School committee votes to hold event

BROCKTON – It initially appeared that a 124-year tradition wouldn’t be taking place in Brockton this year, but the school committee has unanimously decided that the show must go on.

The Huntington Memorial Day Parade will be held in 2024 for the 125th time, but it will occur at some point in June, likely weeks after the holiday that honors fallen service members.

Ward 6 school committee member Joyce Asack made a motion at Wednesday night’s special meeting to keep the parade going and vowed to help organize it to make sure it happens.

“It’s tradition,” she said. “We can’t get rid of tradition.”

More: Brockton Schools may cancel beloved 124-year-old parade to save money. Already too late?

The Huntington Parade was first held in 1897 to honor fallen soldiers and veterans. The parade was canceled in 2020 and 2021 due to the COVID-19 pandemic, but returned for its 123rd year in 2022.

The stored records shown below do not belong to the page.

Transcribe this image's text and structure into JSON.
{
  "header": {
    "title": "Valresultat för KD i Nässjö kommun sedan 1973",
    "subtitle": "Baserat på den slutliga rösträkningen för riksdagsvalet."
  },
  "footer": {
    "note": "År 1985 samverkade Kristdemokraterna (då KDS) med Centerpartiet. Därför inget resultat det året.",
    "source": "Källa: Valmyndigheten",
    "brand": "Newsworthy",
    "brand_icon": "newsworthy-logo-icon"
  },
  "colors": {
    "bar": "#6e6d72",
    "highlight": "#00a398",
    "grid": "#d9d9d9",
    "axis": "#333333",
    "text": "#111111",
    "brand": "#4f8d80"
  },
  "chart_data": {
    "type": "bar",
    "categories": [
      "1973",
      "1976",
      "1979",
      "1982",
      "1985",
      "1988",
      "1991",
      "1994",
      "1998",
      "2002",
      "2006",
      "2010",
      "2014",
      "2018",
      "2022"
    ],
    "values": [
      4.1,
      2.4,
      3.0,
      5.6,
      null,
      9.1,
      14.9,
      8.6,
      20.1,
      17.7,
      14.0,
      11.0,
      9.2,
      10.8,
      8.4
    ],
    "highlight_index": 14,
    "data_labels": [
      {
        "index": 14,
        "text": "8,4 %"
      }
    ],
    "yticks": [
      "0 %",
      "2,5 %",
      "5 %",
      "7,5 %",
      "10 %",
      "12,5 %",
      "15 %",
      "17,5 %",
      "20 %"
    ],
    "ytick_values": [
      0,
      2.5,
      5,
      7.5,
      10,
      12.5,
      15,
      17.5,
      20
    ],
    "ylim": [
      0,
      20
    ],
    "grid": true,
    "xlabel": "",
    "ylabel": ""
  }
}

Acting Superintendent of Schools James Cobbs had told the school committee at a May 7 meeting that he had decided not to hold the parade this year because there are no students in the physical Huntington building, as well as the cost being prohibitive.

Cobbs said that City Council President Moises Rodrigues had put a $125,000 price tag on the parade, but Cobbs and Mayor Robert Sullivan didn’t believe that figure.

The Enterprise contacted Rodrigues last week to inquire about where he came up with the Huntington Parade cost, but didn’t receive a call back.

At the May 7 meeting, the mayor asked Cobbs to come prepared for Wednesday night’s meeting with a cost of the parade so the committee could decide how to proceed.

Cobbs said Wednesday that he still didn’t have a cost estimate as he was working with the schools’ transportation department to go back to at least 2018 and figure out the price of the 13 buses to bring students to the parade. Cobbs did at least say that the $125,000 price tag was not correct.

The acting superintendent said at the May 7 meeting that if the parade really did cost over $100,000, that could instead fund two teachers as the school district deals with a shortfall that could total as much as $62.5 million between fiscal years 2023 and 2025.

Cobbs said another issue is the logistics of planning the parade and said it would be impossible for it to be held at this point in May. Memorial Day is Monday, May 27.

The superintendent said the most likely date at this point is June 14, which is Flag Day.

“Once we get the hard dollar amount, I’ll work with the CFO (Troy Clarkson) on the city side to see if there’s any additional money on the city side,” the mayor said.